Box 1.

Management of acute UGIB. Key priority recommendations from NICE clinical guidelines (CG141). Reproduced with permission.2

Risk assessment
1. Use the following formal risk assessment scores for all patients with UGIB:
> Blatchford score at first assessment
> full Rockall score after endoscopy.
Timing of endoscopy
1. Offer endoscopy to unstable patients with severe UGIB immediately after resuscitation.
2. Offer endoscopy within 24 hours of admission to all other patients with UGIB.

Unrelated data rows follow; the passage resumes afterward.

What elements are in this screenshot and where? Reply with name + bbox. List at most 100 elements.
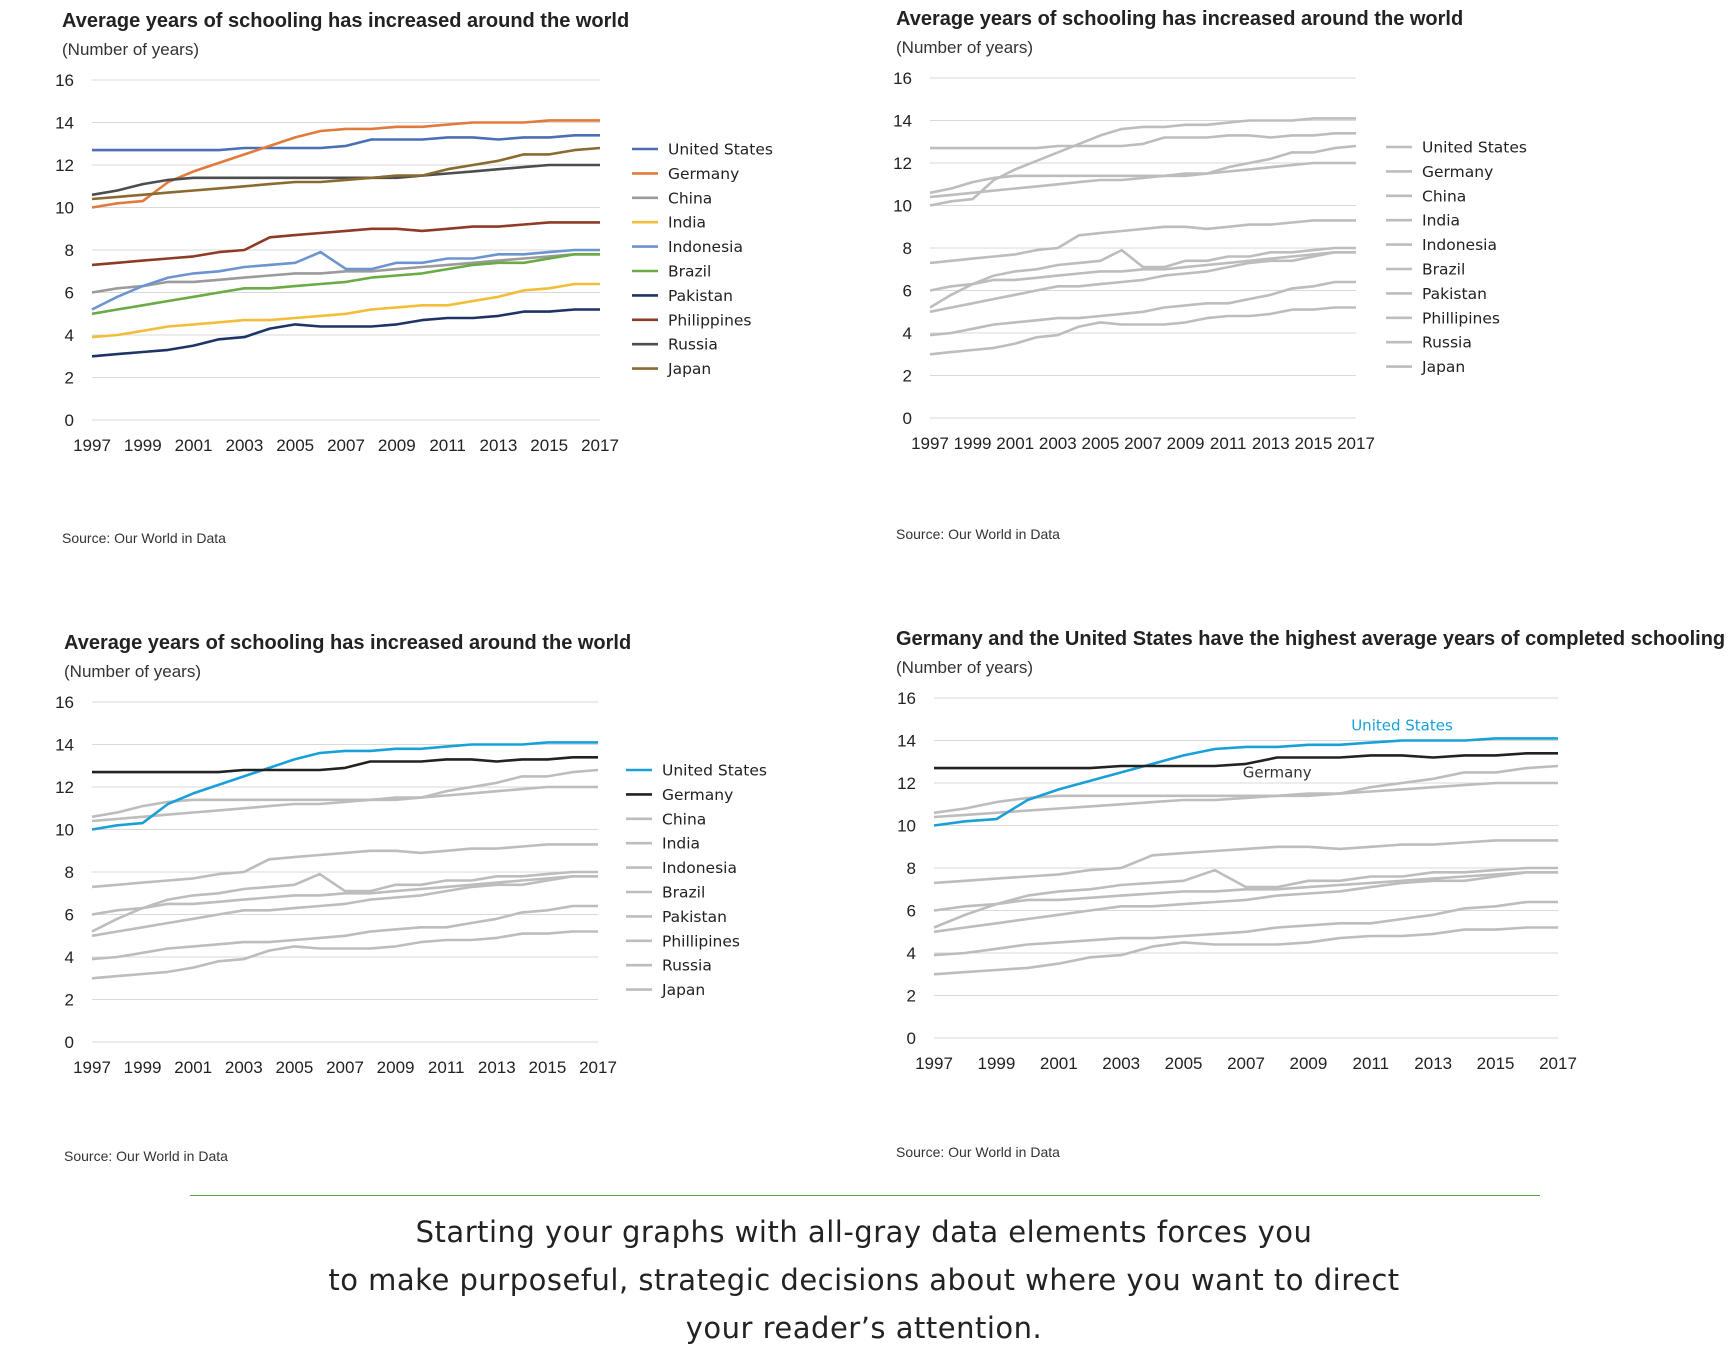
x-tick-label: 2013 bbox=[1414, 1054, 1452, 1073]
chart-subtitle: (Number of years) bbox=[64, 662, 201, 681]
legend-label: United States bbox=[668, 141, 773, 159]
series-annotation: Germany bbox=[1243, 763, 1312, 781]
x-tick-label: 2007 bbox=[327, 436, 365, 455]
legend-label: India bbox=[662, 835, 700, 853]
x-tick-label: 2009 bbox=[378, 436, 416, 455]
y-tick-label: 16 bbox=[55, 693, 74, 712]
x-tick-label: 2003 bbox=[1102, 1054, 1140, 1073]
y-tick-label: 6 bbox=[65, 284, 74, 303]
series-line-japan bbox=[91, 768, 599, 823]
x-tick-label: 2017 bbox=[1539, 1054, 1577, 1073]
x-tick-label: 1999 bbox=[954, 434, 992, 453]
y-tick-label: 0 bbox=[65, 1033, 74, 1052]
chart-source: Source: Our World in Data bbox=[62, 530, 226, 546]
caption-line: Starting your graphs with all-gray data … bbox=[415, 1215, 1313, 1249]
chart-panel-all-gray: Average years of schooling has increased… bbox=[893, 8, 1728, 568]
legend-label: Philippines bbox=[668, 311, 752, 329]
series-line-china bbox=[929, 251, 1356, 292]
y-tick-label: 14 bbox=[897, 732, 916, 751]
x-tick-label: 2003 bbox=[225, 1058, 263, 1077]
x-tick-label: 2001 bbox=[996, 434, 1034, 453]
y-tick-label: 10 bbox=[55, 199, 74, 218]
x-tick-label: 2013 bbox=[479, 436, 517, 455]
series-line-phillipines bbox=[929, 219, 1356, 265]
chart-title: Average years of schooling has increased… bbox=[62, 10, 630, 32]
series-line-germany bbox=[92, 756, 598, 774]
chart-title: Average years of schooling has increased… bbox=[896, 8, 1464, 30]
y-tick-label: 2 bbox=[903, 367, 912, 386]
y-tick-label: 0 bbox=[907, 1029, 916, 1048]
x-tick-label: 1997 bbox=[73, 436, 111, 455]
series-line-russia bbox=[91, 163, 600, 197]
series-line-india bbox=[91, 904, 598, 961]
chart-title: Average years of schooling has increased… bbox=[64, 632, 632, 654]
y-tick-label: 14 bbox=[55, 114, 74, 133]
series-line-pakistan bbox=[91, 308, 600, 358]
chart-panel-highlighted-legend: Average years of schooling has increased… bbox=[55, 632, 904, 1192]
x-tick-label: 2017 bbox=[581, 436, 619, 455]
x-tick-label: 2009 bbox=[1289, 1054, 1327, 1073]
chart-subtitle: (Number of years) bbox=[896, 38, 1033, 57]
legend-label: Pakistan bbox=[1422, 285, 1487, 303]
legend-label: India bbox=[1422, 212, 1460, 230]
legend-label: Germany bbox=[662, 786, 733, 804]
legend-label: Russia bbox=[662, 957, 712, 975]
series-line-pakistan bbox=[91, 930, 598, 980]
y-tick-label: 8 bbox=[65, 863, 74, 882]
legend-label: Pakistan bbox=[668, 287, 733, 305]
chart-subtitle: (Number of years) bbox=[896, 658, 1033, 677]
legend-label: India bbox=[668, 214, 706, 232]
series-line-pakistan bbox=[933, 926, 1558, 976]
y-tick-label: 0 bbox=[903, 409, 912, 428]
x-tick-label: 2011 bbox=[429, 436, 466, 455]
y-tick-label: 4 bbox=[903, 324, 912, 343]
series-line-indonesia bbox=[91, 248, 600, 311]
series-line-brazil bbox=[929, 251, 1356, 314]
y-tick-label: 6 bbox=[903, 282, 912, 301]
chart-source: Source: Our World in Data bbox=[896, 526, 1060, 542]
y-tick-label: 8 bbox=[65, 241, 74, 260]
series-line-germany bbox=[934, 752, 1558, 770]
y-tick-label: 4 bbox=[907, 944, 916, 963]
legend-label: China bbox=[662, 810, 706, 828]
x-tick-label: 2001 bbox=[1040, 1054, 1078, 1073]
y-tick-label: 4 bbox=[65, 948, 74, 967]
legend-label: Indonesia bbox=[1422, 236, 1497, 254]
y-tick-label: 10 bbox=[55, 821, 74, 840]
series-line-japan bbox=[929, 144, 1357, 199]
series-line-china bbox=[91, 875, 598, 916]
series-line-brazil bbox=[91, 875, 598, 938]
series-line-japan bbox=[933, 764, 1559, 819]
series-line-india bbox=[933, 900, 1558, 957]
x-tick-label: 2015 bbox=[530, 436, 568, 455]
x-tick-label: 2011 bbox=[1353, 1054, 1390, 1073]
legend-label: Japan bbox=[667, 360, 711, 378]
chart-title: Germany and the United States have the h… bbox=[896, 628, 1726, 650]
y-tick-label: 2 bbox=[65, 991, 74, 1010]
y-tick-label: 12 bbox=[897, 774, 916, 793]
y-tick-label: 12 bbox=[55, 778, 74, 797]
legend-label: China bbox=[668, 189, 712, 207]
legend-label: Indonesia bbox=[668, 238, 743, 256]
series-line-united-states bbox=[930, 132, 1356, 150]
divider-line bbox=[190, 1195, 1540, 1196]
legend-label: Indonesia bbox=[662, 859, 737, 877]
x-tick-label: 2005 bbox=[1165, 1054, 1203, 1073]
y-tick-label: 16 bbox=[897, 689, 916, 708]
y-tick-label: 4 bbox=[65, 326, 74, 345]
x-tick-label: 1999 bbox=[977, 1054, 1015, 1073]
series-line-germany bbox=[929, 117, 1356, 207]
x-tick-label: 2017 bbox=[1337, 434, 1375, 453]
y-tick-label: 14 bbox=[55, 736, 74, 755]
x-tick-label: 1997 bbox=[73, 1058, 111, 1077]
x-tick-label: 2015 bbox=[528, 1058, 566, 1077]
x-tick-label: 1997 bbox=[911, 434, 949, 453]
y-tick-label: 6 bbox=[65, 906, 74, 925]
caption-line: to make purposeful, strategic decisions … bbox=[328, 1263, 1400, 1297]
series-line-brazil bbox=[91, 253, 600, 316]
legend-label: Phillipines bbox=[1422, 309, 1500, 327]
x-tick-label: 2007 bbox=[326, 1058, 364, 1077]
legend-label: Brazil bbox=[668, 263, 711, 281]
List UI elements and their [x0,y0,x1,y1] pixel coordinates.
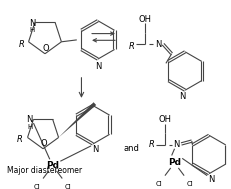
Polygon shape [58,102,96,137]
Text: N: N [154,40,161,49]
Text: N: N [26,115,33,124]
Text: R: R [128,42,134,51]
Text: O: O [40,139,47,148]
Text: N: N [91,145,98,154]
Text: OH: OH [138,15,151,24]
Text: Cl: Cl [186,181,192,187]
Text: N: N [94,62,101,71]
Text: N: N [173,140,179,149]
Text: OH: OH [158,115,171,125]
Text: H: H [29,27,34,33]
Text: O: O [43,44,49,53]
Text: R: R [17,135,23,144]
Text: Cl: Cl [155,181,162,187]
Text: N: N [207,175,213,184]
Text: R: R [148,140,154,149]
Text: Pd: Pd [46,161,59,170]
Text: N: N [178,92,185,101]
Text: H: H [27,124,32,130]
Text: Major diastereomer: Major diastereomer [6,166,81,175]
Text: N: N [29,19,35,28]
Text: Pd: Pd [167,158,180,167]
Text: Cl: Cl [64,184,71,189]
Text: R: R [19,40,25,49]
Text: and: and [123,144,139,153]
Text: Cl: Cl [34,184,40,189]
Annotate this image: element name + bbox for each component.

3. Units seeing >330 cases a year should offer daily endoscopy lists. Units seeing <330 cases a year should arrange their service according to local circumstances.
Management of non-variceal bleeding
1. Do not use adrenaline as monotherapy for the endoscopic treatment of non-variceal UGIB.
2. For the endoscopic treatment of non-variceal UGIB, use one of the following:
> a mechanical method (for example, clips) with or without adrenaline
> thermal coagulation with adrenaline
> fibrin or thrombin with adrenaline.
3. Offer interventional radiology to unstable patients who re-bleed after endoscopic treatment. Refer urgently for surgery if interventional radiology is not promptly available.
Management of variceal bleeding
1. Offer prophylactic antibiotic therapy at presentation to patients with suspected or confirmed variceal bleeding.
2. Consider TIPS if bleeding from oesophageal varices is not controlled by band ligation.
Control of bleeding and prevention of re-bleeding in patients on NSAIDs, aspirin or clopidogrel
1. Continue low-dose aspirin for secondary prevention of vascular events in patients with UGIB in whom haemostasis has been achieved.
NICE = National Institute for Health and Care Excellence; NSAIDs = non-steroidal anti-inflammatory drugs; TIPS = transjugular intrahepatic portosystemic shunts; UGIB = upper gastrointestinal bleeding.